Many thanks for your help!


----------



## dreamlike

Judging by your posts, you strike me as a person who holds strong views about politics, Guniang, You seem to have leftist take on the world, don't you? 

As for the sentece, I'd say: _He's just waiting to labell them as socialists_ or_ He's just waiting to brand them as socialists_. (stigmatize is fine, but note the very serious overtone it carries)


----------



## LilianaB

Yes I agree, except label with single l.


----------



## dreamlike

It doesn't really make a big difference which spelling you use, it's just an BrE/AmE variation.

On reflection, it makes all the difference in the world. "Labell as" would be wrong.
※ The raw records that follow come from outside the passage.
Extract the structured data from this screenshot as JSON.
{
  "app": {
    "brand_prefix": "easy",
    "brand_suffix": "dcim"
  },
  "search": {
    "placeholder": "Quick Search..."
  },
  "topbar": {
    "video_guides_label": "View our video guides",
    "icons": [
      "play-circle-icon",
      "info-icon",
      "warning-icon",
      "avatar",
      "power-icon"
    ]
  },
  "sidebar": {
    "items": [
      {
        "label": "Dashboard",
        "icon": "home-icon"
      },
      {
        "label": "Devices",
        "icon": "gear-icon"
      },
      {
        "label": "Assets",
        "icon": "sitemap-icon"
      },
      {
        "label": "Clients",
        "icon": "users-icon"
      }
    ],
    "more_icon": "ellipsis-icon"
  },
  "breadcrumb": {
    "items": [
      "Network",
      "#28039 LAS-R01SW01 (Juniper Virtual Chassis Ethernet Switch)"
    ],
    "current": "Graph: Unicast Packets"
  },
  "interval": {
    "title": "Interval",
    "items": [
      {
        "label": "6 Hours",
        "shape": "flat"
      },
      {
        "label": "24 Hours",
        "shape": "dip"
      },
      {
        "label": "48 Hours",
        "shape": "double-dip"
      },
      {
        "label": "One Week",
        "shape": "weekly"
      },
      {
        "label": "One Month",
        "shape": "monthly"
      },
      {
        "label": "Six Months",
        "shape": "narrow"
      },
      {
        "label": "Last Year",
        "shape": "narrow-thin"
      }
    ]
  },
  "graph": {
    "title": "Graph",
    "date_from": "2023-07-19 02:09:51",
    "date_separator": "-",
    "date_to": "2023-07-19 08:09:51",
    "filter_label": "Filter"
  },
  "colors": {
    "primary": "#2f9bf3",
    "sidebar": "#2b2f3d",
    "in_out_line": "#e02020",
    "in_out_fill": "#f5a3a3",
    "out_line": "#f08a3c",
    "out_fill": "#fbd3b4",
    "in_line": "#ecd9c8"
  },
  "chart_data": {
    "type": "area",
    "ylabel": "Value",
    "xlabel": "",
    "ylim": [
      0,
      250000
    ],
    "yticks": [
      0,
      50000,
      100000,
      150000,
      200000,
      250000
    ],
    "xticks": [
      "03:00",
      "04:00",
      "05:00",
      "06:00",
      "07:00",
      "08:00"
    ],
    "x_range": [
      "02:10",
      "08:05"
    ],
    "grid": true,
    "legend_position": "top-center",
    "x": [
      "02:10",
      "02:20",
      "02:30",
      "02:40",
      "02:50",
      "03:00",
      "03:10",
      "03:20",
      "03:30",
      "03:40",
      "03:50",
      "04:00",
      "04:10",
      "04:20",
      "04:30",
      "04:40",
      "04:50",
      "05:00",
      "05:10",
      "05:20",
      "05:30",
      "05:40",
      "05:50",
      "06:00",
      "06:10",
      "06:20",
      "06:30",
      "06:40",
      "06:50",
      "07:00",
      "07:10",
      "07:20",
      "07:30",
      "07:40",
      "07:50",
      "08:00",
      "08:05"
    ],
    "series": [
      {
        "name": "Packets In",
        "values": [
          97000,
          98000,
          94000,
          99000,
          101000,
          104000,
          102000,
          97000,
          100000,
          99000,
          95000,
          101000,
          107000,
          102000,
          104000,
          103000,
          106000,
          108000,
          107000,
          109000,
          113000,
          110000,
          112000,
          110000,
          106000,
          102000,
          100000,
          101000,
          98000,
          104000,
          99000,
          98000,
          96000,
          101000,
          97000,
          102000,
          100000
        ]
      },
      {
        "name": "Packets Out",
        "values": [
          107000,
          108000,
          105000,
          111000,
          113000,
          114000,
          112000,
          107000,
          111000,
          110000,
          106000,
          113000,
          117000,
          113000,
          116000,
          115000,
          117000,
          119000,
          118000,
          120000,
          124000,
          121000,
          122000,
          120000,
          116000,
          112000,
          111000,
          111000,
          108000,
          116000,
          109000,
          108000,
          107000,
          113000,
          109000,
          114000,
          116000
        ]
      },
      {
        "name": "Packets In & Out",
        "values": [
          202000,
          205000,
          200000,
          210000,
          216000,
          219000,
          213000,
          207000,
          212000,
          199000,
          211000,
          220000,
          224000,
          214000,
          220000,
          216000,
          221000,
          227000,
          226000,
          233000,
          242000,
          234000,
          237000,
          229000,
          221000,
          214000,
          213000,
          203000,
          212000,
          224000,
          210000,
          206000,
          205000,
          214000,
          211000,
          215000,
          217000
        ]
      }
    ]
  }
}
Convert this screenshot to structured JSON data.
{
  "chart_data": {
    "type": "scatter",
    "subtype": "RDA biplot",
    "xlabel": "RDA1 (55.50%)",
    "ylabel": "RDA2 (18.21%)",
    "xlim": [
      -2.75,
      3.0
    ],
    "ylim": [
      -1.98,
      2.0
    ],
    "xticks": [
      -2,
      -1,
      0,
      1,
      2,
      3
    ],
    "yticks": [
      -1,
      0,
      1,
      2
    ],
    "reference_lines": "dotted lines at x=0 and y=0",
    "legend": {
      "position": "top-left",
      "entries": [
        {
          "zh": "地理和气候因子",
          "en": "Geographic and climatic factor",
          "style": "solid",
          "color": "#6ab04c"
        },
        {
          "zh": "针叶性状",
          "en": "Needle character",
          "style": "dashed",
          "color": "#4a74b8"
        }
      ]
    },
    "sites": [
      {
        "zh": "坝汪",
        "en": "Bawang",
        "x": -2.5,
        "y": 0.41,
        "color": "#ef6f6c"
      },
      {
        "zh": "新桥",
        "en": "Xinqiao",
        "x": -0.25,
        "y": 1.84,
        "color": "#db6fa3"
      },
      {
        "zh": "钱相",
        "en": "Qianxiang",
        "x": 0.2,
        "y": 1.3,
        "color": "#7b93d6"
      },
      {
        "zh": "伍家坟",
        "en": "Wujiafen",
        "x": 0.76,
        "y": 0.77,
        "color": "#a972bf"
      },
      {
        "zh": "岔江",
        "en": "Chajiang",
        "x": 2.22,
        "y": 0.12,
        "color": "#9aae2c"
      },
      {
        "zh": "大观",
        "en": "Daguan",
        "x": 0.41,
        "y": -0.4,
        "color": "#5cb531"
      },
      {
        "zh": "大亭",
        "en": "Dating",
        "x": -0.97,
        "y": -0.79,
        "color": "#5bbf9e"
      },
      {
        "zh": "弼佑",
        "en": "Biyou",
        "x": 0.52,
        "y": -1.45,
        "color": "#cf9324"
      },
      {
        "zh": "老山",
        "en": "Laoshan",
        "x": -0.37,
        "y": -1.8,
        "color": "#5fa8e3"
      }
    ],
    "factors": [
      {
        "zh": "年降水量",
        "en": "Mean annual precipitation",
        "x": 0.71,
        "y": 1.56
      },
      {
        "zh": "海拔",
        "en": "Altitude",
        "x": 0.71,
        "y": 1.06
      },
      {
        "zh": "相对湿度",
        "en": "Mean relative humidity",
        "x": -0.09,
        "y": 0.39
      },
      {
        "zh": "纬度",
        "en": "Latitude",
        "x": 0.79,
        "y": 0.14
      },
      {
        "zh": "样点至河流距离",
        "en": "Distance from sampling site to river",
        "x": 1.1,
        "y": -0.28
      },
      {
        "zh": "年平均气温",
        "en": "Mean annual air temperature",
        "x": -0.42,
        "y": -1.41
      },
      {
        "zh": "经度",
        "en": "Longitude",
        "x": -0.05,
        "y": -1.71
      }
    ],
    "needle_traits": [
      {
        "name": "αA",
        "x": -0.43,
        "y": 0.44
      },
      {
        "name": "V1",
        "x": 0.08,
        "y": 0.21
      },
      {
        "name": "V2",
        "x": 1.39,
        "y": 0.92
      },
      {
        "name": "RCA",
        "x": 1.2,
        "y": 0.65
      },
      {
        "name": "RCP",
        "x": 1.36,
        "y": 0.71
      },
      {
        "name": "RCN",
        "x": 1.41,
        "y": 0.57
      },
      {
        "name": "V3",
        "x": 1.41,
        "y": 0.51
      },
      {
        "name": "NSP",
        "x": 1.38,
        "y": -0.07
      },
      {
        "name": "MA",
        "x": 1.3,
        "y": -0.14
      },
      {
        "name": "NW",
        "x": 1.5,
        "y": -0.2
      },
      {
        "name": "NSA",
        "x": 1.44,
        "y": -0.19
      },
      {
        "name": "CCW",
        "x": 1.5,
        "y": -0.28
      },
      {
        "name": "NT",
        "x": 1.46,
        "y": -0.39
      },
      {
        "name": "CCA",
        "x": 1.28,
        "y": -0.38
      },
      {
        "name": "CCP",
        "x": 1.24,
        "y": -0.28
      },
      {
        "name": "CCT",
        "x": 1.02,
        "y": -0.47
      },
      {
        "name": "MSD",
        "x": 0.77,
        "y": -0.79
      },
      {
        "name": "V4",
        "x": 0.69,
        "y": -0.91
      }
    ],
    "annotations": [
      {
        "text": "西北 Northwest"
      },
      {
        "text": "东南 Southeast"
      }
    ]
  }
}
The verb "label" is spelled with a single "l". You can either say "labelled as" or "labeled as" but the verb is "label". My bad.


----------



## guniang

In fact, I have just finished translating a text from Polish to English, which is about Sarkozy and his tactics to win the approaching presidential election. It is a difficult one and but for your help I wouldn 't have succeeded in translating it ! Many thanks again to all of you!


----------



## majlo

Dreamlike, there's also a typo: waiting, not wainting*. 

Let's just pray to whoever we can he doesn't get reelected.


----------



## dreamlike

Thanks for pointing that out, majlo, how observant of you. 

As far French presidential election is concerned, I think the result is a foregone conclusion... Although I want Marine Le Pen to win, I doubt she or any other candidate stand a chance against Sarkozy.


----------